SnoN regulates ferroptosis sensitivity by affecting TAZ
Past studies have found that SnoN was mainly distributed in the cytoplasm in non-malignant breast tissues, but it is also expressed in the nucleus in some malignant tissues and cell lines[19]. In the process of studying the differential localization of SnoN in cells, Zhu et al[20] found that the localization of SnoN was highly sensitive to cell density: nuclear localization at low density and cytoplasmic localization at high density. This change in the localization of cell density has an interesting correlation with the expression of TAZ. This suggests that SnoN may act as an upstream gene of TAZ and regulate the expression of TAZ gene. Therefore, we used SiRNA to knock down SnoN gene, and real-time quantitative PCR observed that the expression of TAZ gene was affected (Fig 4B), confirming that SnoN acts on the upstream of TAZ.

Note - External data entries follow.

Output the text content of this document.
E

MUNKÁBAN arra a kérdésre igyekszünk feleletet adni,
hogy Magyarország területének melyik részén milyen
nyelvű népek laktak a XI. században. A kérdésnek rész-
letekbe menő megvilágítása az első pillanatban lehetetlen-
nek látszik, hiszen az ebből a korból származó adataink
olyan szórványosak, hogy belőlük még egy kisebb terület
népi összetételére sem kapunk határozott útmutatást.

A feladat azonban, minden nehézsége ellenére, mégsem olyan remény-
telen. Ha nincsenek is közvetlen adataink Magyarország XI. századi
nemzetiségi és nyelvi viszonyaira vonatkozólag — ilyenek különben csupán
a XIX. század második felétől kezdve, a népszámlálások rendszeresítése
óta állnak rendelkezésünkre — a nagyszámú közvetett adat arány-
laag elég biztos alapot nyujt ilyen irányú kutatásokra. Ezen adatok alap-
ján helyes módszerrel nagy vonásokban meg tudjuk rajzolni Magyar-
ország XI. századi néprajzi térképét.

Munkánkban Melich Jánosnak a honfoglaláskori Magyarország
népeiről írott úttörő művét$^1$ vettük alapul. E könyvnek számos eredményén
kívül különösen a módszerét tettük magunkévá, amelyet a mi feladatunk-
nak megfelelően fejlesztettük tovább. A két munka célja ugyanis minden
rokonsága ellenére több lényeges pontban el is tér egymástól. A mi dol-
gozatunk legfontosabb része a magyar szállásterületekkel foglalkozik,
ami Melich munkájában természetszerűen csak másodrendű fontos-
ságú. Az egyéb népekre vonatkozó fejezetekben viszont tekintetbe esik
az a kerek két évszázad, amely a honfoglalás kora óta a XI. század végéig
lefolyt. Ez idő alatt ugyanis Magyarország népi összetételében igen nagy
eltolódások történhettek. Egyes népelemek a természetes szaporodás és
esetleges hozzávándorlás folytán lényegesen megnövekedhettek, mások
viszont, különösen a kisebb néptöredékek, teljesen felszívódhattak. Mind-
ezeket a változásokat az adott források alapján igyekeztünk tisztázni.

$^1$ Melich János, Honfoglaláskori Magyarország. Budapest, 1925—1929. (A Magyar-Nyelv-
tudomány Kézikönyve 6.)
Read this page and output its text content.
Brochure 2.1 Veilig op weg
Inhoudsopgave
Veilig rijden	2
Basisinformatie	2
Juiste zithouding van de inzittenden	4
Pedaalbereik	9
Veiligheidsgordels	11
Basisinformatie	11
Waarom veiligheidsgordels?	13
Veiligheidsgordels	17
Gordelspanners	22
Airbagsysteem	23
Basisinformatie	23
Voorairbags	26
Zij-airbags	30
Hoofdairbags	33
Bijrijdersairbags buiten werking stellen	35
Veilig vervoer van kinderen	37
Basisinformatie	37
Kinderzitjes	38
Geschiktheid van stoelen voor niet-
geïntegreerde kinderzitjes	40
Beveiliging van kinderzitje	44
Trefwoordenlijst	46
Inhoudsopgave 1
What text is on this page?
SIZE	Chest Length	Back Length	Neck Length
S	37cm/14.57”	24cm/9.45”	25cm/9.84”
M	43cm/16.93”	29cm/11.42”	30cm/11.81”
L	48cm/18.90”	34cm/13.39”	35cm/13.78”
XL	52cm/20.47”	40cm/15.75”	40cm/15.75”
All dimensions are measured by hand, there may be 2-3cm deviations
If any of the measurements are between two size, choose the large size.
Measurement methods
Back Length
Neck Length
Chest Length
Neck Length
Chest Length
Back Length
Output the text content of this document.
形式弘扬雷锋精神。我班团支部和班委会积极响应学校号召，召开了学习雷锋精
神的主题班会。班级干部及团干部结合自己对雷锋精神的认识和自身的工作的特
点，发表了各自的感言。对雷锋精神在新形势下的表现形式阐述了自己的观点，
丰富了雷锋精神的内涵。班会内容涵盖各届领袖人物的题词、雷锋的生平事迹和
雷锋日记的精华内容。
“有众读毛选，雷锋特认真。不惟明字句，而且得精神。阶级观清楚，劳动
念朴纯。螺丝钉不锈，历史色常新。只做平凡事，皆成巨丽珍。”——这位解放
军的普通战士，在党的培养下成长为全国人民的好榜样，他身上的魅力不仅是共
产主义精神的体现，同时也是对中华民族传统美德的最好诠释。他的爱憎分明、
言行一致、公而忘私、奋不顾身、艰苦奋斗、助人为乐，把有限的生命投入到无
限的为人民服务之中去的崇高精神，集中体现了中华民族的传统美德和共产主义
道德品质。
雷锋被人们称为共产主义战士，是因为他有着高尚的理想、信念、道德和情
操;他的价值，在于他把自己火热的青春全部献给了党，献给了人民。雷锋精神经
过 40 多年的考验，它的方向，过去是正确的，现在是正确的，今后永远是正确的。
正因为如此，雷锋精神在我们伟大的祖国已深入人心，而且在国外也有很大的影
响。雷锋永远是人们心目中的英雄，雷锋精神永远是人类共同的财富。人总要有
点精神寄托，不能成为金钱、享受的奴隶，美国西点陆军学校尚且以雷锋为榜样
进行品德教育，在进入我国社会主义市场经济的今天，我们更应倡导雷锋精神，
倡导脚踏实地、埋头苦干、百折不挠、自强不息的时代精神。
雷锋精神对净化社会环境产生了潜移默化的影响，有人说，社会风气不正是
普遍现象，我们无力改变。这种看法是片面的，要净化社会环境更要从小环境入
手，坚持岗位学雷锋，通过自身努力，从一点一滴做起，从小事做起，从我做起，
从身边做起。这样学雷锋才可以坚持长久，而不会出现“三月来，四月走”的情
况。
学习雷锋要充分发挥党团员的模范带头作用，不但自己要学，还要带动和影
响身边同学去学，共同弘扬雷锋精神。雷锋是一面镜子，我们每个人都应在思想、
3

Since SnoN regulates the expression of TAZ gene, we speculated that SonN may regulate ferroptosis sensitivity at different cell densities through TAZ. Firstly, we knocked down the SnoN gene (Fig. 4A), and MTT assay and crystal violet staining experiments showed that the resistance of A549 cells to ferroptosis was enhanced (Fig. 4C and 4F). In low-density A549 cells, the same ferroptosis resistance phenomenon was found in high-density cells after knockdown of SnoN gene (fig 2E), indicating that the activation of SnoN promotes the sensitivity of cells to density-dependent ferroptosis. Secondly, after the knockdown of SnoN in A549 cells by different concentrations of SiRNA (with matching TAZ concentration), when the TAZ content in cells is knocked down to a certain extent, the erastin resistance changes caused by different concentrations of SiRNA become insignificant (Fig. 4D). Conversely, overexpression of SnoN sensitizes A549 to erastin (Figs 3G and 3H). Together, SnoN acts on the upstream of TAZ, and knocking down SnoN may be closely related to the ferroptosis resistance caused by down-regulation of TAZ gene.